With the birth of DVD players came the popular concept of buying movies. People were always buying movies in small numbers, but people didn't really start buying their own movies in large numbers until the advent of the DVD player.

You see everyone bought DVD players because they were the latest thing, but you couldn't record anything on them. So people finally started buying movies in large numbers. I myself had begun amassing a decent sized collection of DVD movies. I might have continued this collection, but eventually I realized two very important facts related to collecting movies.

You see DVD movies cost between $10 and $25 to purchase. DVDs hold the advantages of having extra features, a smaller case, and the fact that they do not need to be rewound. The one big disadvantage they have is the fact that they are susceptible to scratching.

Meanwhile movies on VHS can be had for around $2 on the used market. They usually have no extra features, and must be rewound after watching.

DVDs can also be had used, but the pricing leaves much to be desired, and oftentimes the used ones will be scratched.

After I spent some time comparing and contrasting the two formats I decided to start collecting movies on VHS, rather than DVDs. At the moment my VHS collection consists of 272 tapes. In getting this collection together I have learned a lot about the art of hunting down video tapes.

To quote "They Might Be Giants" you have to "Think long-term investment". Now you aren't investing in hopes of a future financial payoff, but instead to assure a future entertainment payout.

One of the most important things you need to do is maintain an inventory. I did not do that early on, and I now have duplicate copies of Jurassic Park, Highlander 2 and Weird Science taunting me from my shelves. When your entire movie collection is approaching 1000 movies (like mine does), it can be difficult to remember what you own, and in what format. To this end I now keep a simple text file listing all my movies by format (other than Star Trek episodes on VHS, as I don't ever plan on buying any more of those). I have them separated by format, rather than on a master list.

Before you begin shopping you might want to compile a list of movies you do want. This is not completely necessary though, as you will find that movies just start jumping out at you once you start searching through the boxes and bins at the used movie shop.

I am going to assume that you are going to want to build up your collection in stages, rather than just dropping a few thousand dollars all at once. In fact, even if you want to do a one shot, I would suggest building your collection in stages anyway. If you raid the video shop for 1000 films in one go then you will probably end up with a lower quality collection than you would if you would have purchased over the course of multiple raids.

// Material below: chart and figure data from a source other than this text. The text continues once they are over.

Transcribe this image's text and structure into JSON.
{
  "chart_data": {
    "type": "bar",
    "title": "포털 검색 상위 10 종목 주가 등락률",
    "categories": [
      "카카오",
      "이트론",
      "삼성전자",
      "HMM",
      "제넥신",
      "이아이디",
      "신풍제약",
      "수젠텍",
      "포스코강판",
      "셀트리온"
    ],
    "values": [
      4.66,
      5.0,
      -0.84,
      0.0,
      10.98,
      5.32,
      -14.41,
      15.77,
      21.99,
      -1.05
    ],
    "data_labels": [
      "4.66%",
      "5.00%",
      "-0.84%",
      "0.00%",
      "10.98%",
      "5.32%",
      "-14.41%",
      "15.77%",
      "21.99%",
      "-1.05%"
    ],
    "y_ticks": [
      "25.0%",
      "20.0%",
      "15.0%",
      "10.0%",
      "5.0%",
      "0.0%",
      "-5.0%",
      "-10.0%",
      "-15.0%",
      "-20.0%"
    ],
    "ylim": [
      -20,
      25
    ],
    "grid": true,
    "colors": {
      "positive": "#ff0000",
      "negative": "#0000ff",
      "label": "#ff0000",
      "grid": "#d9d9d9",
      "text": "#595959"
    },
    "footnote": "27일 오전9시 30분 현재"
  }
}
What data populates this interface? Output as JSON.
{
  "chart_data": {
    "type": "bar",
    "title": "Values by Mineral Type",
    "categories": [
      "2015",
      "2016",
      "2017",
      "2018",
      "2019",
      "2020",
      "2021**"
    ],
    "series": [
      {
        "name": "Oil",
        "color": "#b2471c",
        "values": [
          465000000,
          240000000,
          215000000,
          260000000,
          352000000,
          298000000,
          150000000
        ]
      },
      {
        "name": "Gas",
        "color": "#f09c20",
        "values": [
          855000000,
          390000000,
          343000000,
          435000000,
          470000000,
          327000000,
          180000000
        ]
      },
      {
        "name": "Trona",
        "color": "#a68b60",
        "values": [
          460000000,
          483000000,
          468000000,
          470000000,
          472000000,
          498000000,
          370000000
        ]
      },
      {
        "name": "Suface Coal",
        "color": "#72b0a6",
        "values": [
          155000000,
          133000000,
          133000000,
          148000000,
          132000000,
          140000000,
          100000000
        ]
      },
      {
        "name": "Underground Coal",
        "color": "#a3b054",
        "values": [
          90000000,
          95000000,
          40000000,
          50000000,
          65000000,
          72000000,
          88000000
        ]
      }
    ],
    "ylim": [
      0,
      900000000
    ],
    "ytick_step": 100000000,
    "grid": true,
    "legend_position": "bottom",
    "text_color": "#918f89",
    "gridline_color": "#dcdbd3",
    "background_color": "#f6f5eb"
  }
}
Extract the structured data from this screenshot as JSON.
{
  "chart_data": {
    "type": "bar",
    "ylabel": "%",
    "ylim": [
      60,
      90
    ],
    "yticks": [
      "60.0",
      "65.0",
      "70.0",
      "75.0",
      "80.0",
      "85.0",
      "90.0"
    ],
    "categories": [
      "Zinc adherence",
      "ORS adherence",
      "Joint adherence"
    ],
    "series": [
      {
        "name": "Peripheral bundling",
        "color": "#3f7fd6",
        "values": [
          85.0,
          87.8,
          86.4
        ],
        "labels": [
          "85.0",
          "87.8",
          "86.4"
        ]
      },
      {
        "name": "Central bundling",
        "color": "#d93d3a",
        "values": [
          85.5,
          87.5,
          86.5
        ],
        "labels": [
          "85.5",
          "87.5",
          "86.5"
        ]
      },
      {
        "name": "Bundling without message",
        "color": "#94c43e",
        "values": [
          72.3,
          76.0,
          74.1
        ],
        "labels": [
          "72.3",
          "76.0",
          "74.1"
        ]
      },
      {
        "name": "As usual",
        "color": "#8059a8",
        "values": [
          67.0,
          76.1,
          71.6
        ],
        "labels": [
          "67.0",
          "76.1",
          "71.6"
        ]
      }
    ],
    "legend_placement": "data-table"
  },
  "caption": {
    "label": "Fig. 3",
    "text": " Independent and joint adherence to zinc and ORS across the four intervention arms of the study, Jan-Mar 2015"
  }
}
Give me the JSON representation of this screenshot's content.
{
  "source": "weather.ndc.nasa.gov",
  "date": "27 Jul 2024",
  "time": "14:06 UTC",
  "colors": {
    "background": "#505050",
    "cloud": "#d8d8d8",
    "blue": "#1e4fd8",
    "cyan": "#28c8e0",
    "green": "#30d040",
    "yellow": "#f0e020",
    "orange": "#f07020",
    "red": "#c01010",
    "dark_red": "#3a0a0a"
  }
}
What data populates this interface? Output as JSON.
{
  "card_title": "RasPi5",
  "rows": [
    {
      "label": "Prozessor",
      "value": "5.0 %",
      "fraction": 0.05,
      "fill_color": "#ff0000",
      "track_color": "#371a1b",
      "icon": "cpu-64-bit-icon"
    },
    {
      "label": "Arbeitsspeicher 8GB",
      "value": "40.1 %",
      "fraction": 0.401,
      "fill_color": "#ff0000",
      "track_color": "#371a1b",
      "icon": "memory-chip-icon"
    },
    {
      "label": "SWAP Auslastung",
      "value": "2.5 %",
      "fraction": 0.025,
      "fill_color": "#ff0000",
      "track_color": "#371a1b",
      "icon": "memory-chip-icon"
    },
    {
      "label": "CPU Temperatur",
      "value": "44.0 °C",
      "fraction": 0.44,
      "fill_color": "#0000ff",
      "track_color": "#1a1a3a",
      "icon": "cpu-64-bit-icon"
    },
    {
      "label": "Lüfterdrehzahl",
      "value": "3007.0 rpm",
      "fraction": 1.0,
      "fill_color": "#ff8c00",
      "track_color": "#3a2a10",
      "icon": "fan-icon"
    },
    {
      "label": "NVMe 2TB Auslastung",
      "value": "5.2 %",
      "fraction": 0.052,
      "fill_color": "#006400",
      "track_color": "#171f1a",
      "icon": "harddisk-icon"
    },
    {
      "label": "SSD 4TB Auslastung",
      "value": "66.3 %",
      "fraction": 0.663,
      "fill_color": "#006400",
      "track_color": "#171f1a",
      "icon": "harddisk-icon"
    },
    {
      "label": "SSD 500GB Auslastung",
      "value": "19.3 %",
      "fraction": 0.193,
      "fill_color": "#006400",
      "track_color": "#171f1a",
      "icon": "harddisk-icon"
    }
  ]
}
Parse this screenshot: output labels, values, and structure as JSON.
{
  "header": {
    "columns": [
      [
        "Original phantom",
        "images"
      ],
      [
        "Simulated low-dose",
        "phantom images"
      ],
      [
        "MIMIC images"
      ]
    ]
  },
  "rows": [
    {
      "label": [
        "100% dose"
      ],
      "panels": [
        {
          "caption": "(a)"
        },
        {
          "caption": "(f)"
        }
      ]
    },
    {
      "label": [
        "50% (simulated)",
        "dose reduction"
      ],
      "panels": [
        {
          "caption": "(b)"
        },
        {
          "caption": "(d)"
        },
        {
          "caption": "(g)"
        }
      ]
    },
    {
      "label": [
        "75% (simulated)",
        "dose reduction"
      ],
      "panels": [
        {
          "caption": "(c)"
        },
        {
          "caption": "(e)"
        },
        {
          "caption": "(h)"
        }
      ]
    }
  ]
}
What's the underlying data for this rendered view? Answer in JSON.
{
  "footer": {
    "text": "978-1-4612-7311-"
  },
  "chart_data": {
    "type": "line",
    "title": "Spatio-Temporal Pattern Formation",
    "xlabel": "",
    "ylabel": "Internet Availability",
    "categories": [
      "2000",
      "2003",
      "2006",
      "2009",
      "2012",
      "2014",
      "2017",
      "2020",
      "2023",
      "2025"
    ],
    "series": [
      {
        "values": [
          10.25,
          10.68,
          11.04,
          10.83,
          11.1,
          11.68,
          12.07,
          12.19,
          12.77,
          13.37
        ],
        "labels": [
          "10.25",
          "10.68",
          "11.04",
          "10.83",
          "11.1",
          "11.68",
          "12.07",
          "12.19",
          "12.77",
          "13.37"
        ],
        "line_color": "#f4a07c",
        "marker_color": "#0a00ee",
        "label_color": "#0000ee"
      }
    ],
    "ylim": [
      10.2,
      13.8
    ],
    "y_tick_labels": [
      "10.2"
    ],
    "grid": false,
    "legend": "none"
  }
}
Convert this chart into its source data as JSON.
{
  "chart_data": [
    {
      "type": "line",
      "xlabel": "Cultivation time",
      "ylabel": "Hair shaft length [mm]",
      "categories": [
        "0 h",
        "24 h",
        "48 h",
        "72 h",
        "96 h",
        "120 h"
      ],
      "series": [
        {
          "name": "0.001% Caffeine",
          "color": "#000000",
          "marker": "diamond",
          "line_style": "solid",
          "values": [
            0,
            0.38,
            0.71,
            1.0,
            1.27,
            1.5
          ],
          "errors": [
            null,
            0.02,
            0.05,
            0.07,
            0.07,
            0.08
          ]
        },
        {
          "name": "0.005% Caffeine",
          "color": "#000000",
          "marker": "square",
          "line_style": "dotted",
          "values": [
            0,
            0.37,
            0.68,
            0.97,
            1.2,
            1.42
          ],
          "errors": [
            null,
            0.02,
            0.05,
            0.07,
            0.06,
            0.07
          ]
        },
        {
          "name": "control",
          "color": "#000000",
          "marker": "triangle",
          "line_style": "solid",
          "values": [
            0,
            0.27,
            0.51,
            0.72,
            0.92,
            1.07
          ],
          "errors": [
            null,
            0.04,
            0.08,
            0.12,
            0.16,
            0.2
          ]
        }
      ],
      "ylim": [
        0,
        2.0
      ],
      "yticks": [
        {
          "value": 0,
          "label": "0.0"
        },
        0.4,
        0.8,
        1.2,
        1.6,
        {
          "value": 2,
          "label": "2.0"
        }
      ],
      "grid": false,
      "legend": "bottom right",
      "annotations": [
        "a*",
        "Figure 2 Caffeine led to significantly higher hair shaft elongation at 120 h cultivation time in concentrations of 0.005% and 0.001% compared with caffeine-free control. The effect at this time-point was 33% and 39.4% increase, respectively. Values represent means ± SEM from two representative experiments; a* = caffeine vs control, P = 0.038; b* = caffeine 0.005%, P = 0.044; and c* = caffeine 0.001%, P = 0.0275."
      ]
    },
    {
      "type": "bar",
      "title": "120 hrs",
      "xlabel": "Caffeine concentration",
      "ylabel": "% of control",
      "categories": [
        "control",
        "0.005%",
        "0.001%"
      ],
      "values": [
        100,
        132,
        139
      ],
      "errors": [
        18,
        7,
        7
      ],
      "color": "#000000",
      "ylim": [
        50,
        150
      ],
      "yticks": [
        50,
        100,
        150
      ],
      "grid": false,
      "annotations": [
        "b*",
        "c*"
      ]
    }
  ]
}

Early on you should start getting an understanding as to what is easy to find on VHS and what is hard to find. In general the older the movie is, the harder it will be to find. Back in the 80s video stores only tended to buy a couple copies of each movie, and very few people were buying their own copies for home use. Stuff from that era is often really hard to find. Once we got into the 1990s the video stores started buying 50 copies of everything, and the market for home buyers had begun to grow. So blockbusters from the nineties are incredibly easy to find.

The reason you want to get a handle on what is easy to find and what is hard to find is so that you can spend your money wisely, and so you know when to snap things up as soon as you see them. There will always be 25 copies of Men in Black in every store, but you might have to scrounge through half a dozen places to find a copy of Quest For Fire. Oftentimes certain movies in a series will be hard to find. For example Star Trek IV and Jurassic Park III or terribly hard to find, at least when compared with the other films in their series.

My usual strategy is to go into the video store and make a complete sweep of their used tapes. The harder to find stuff will be pulled off the shelf and set into my buy pile immediately. I will also try to take note of shrink-wrapped movies, as the used places often have quite a few brand new movies mixed in with their used inventory. I try to get shrink-wrapped copies of the more common movies. I'll open them later, but a shrink-wrapped copy assures me of getting a film in the best condition. If you have the choice between buying a movie that was broken from a collectors set (like from a Star Wars or Indiana Jones set) or the stand alone release, then purchase the one from the set, as you have a much lower chance of it being a former rental copy.

After you have all your films picked out, you should check them against your inventory sheet (which you will have printed up earlier), and make sure that you are not buying any doubles. I will certainly upgrade a bootleg DVD, DivX or copied VHS tape to a factory VHS tape. But films I already have in lesser formats are not a first priority, so those films may be put off until later.

While you are checking against your list you should also slide each video tape out of the box and make sure it has the correct tape inside the sleeve. Nothing is more annoying than finally finding that copy of SpaceCamp only to get it home and find a Pauly Shore movie inside the sleeve.

How you display your collection is your choice. I prefer bookshelves myself. I file them in alphabetical order, but I keep box formats segregated. There seem to be six common box formats. The vast majority of movies will just have a cardboard sleeve. Other formats include the big puffy box favored by most Disney films, the huge box that many home purchase videos from the early 80s came in, smaller plastic cases (these are from video stores), the heavier "book" style cases (most "Columbia House" movies came in these), and the early 80s deep boxes, which are the same height as the common cardboard sleeve, but are several inches deeper.

Good luck in building your collection, be sure to get a good quality VCR while they are still available.